Rhonda Hayes is a garden writer, photographer and blogger. She also volunteers as a Hennepin County Master Gardener. Rhonda chronicles her gardening adventures and advice at her award-winning blog, The Garden Buzz. She is a frequent contributor to Northern Gardener magazine and the Star Tribune Home + Garden section. At Your Voices, she writes about life around the city lakes, occasionally veering off the garden path with essays on the silly and serious issues of the day.

Top Ten Bee-Friendly Tips: #5- Consider Planting a Bee Lawn

Posted by: Rhonda Hayes Updated: June 18, 2014 - 3:30 PM

Lawns, people love 'em or loath 'em. I'm not in the group that thinks all lawns are evil. There's a time and a place for grass. Lawns provide cooling effects, places to play and a spot for your eye to rest in the garden.

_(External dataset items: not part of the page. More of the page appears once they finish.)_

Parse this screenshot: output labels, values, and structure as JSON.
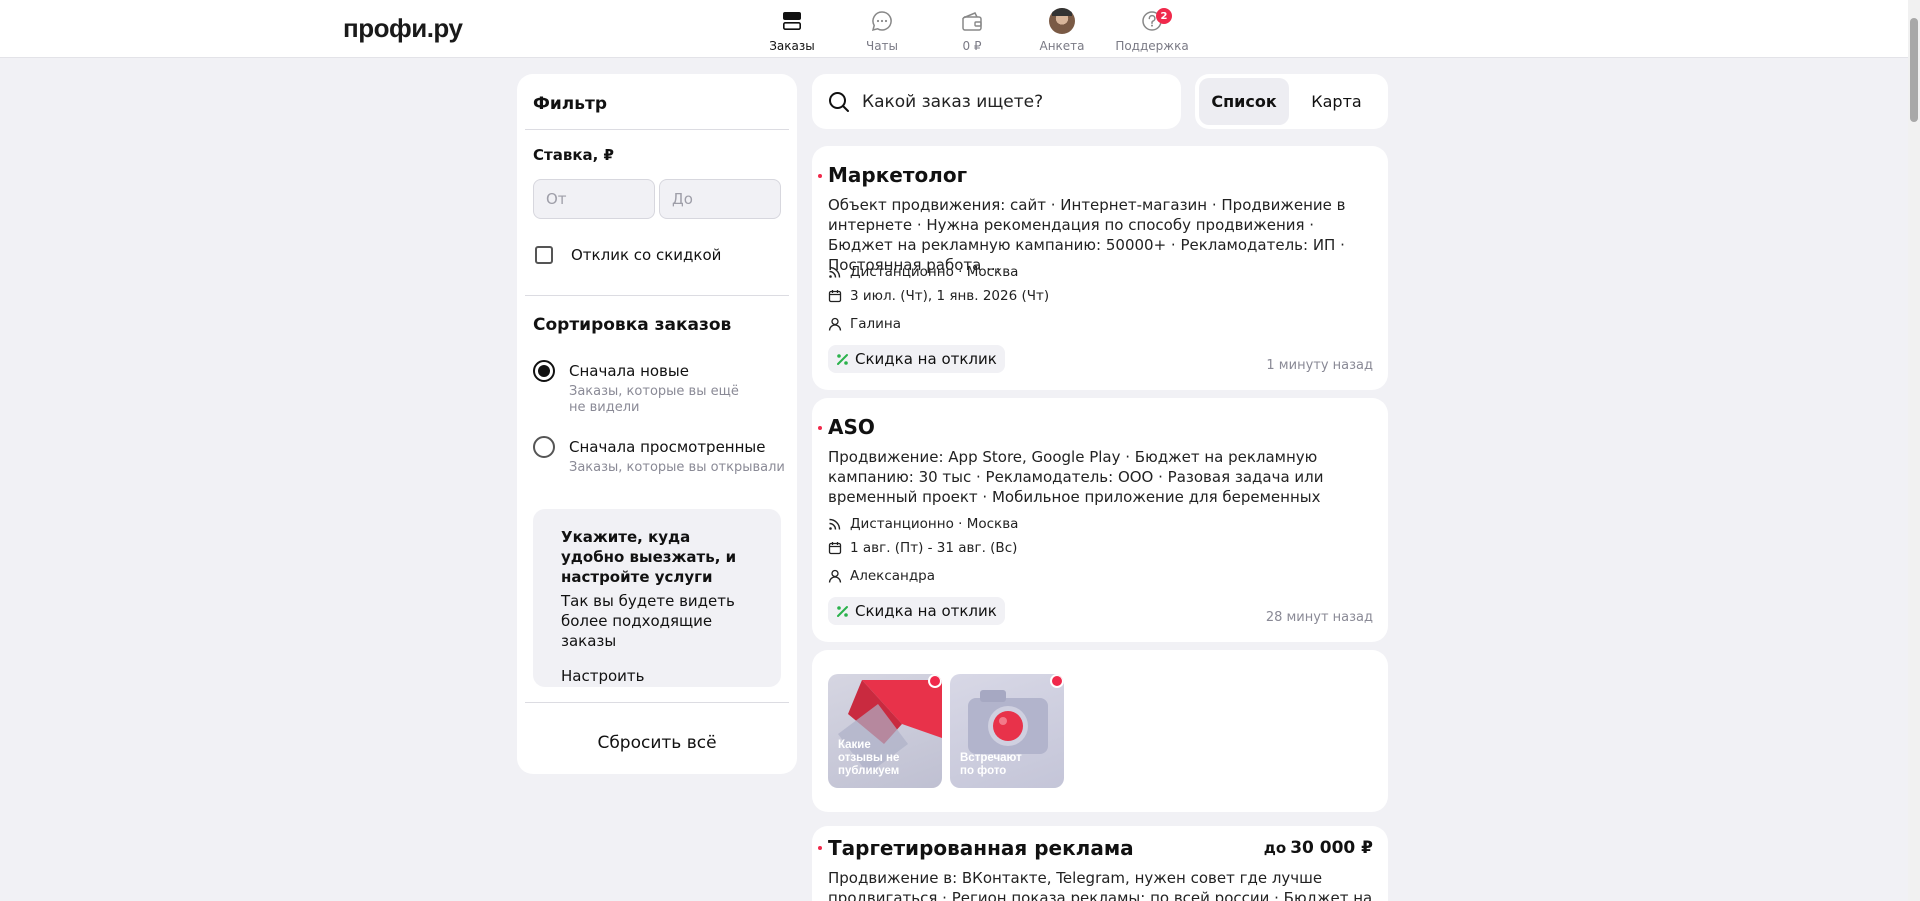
{
  "header": {
    "logo": "профи.ру",
    "nav": [
      {
        "label": "Заказы",
        "icon": "orders-icon"
      },
      {
        "label": "Чаты",
        "icon": "chat-icon"
      },
      {
        "label": "0 ₽",
        "icon": "wallet-icon"
      },
      {
        "label": "Анкета",
        "icon": "avatar"
      },
      {
        "label": "Поддержка",
        "icon": "help-icon",
        "badge": "2"
      }
    ]
  },
  "filter": {
    "title": "Фильтр",
    "rate_label": "Ставка, ₽",
    "from_placeholder": "От",
    "to_placeholder": "До",
    "discount_checkbox": "Отклик со скидкой",
    "sort_title": "Сортировка заказов",
    "sort_options": [
      {
        "label": "Сначала новые",
        "hint": "Заказы, которые вы ещё не видели",
        "selected": true
      },
      {
        "label": "Сначала просмотренные",
        "hint": "Заказы, которые вы открывали",
        "selected": false
      }
    ],
    "promo": {
      "title": "Укажите, куда удобно выезжать, и настройте услуги",
      "text": "Так вы будете видеть более подходящие заказы",
      "link": "Настроить"
    },
    "reset": "Сбросить всё"
  },
  "search": {
    "placeholder": "Какой заказ ищете?"
  },
  "view_toggle": {
    "list": "Список",
    "map": "Карта"
  },
  "orders": [
    {
      "title": "Маркетолог",
      "desc": "Объект продвижения: сайт · Интернет-магазин · Продвижение в интернете · Нужна рекомендация по способу продвижения · Бюджет на рекламную кампанию: 50000+ · Рекламодатель: ИП · Постоянная работа ...",
      "location": "Дистанционно · Москва",
      "dates": "3 июл. (Чт), 1 янв. 2026 (Чт)",
      "client": "Галина",
      "chip": "Скидка на отклик",
      "time": "1 минуту назад"
    },
    {
      "title": "ASO",
      "desc": "Продвижение: App Store, Google Play · Бюджет на рекламную кампанию: 30 тыс · Рекламодатель: ООО · Разовая задача или временный проект · Мобильное приложение для беременных",
      "location": "Дистанционно · Москва",
      "dates": "1 авг. (Пт) - 31 авг. (Вс)",
      "client": "Александра",
      "chip": "Скидка на отклик",
      "time": "28 минут назад"
    },
    {
      "title": "Таргетированная реклама",
      "price_prefix": "до",
      "price": "30 000 ₽",
      "desc": "Продвижение в: ВКонтакте, Telegram, нужен совет где лучше продвигаться · Регион показа рекламы: по всей россии · Бюджет на"
    }
  ],
  "stories": [
    {
      "text": "Какие отзывы не публикуем"
    },
    {
      "text": "Встречают по фото"
    }
  ],
  "colors": {
    "accent": "#f0294b",
    "discount_icon": "#2bb24c"
  }
}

But acres and acres of turf that only exists to be mowed, well there's gotta be something better. Actually there is, consider planting a bee lawn. What's a bee lawn? It's a less than perfect carpet, a combination of cool-season grasses and low-growing flowering plants that produce nectar and pollen for vital creatures like bees and butterflies.

People used to have bee lawns but they just didn't know it. Before lawns received attention from lawn care companies they often were infiltrated with white clover, and tolerated. In fact, lots of grass seed mixes contained clover seed as well. The clover not only fed the bees, it produced seeds for birds. 

Clover increases nitrogen in the soil improving its health and decreases the need for fertilizer. Not bad, huh? 

Not every yard is a candidate for a bee lawn. But within every yard there might be a place for some type or small area for a bee lawn. Sloping areas where kids don't play sports or backyard areas that get little usage are good spots to try this sort of "turf". You could just leave the edges a little wild.

When I lived in England I was always fascinated by all the tiny flowers within our lawn that created a meadow effect. As you can see in this grainy photo there were small daisies, buttercups and clover. Rather than weedy, it was wonderful. Of course that was a milder climate, but there are hardier plants up north that might do the same thing.

Researchers at the University of Minnesota Bee Lab are trying to develop a bee lawn seed mix that would contain low-growing, foot-tolerant, non-invasive, pollinator-friendly plants. Their hope is that it could be used in places where traditional lawns still are the preferred look, like cemeteries, commercial landscapes and golf course edges. Bee lawns would also reduce the need for water, pesticides and fertilizers.

Meanwhile you could create your own bee lawn by overseeding the area with white or alsike clover. Simply letting your lawn go will not give the same effect. You might get a situation that could be described as weeds without benefits (to the bees). Once your bee lawn is established, make sure to mow high enough to avoid cutting off the buds and flowers.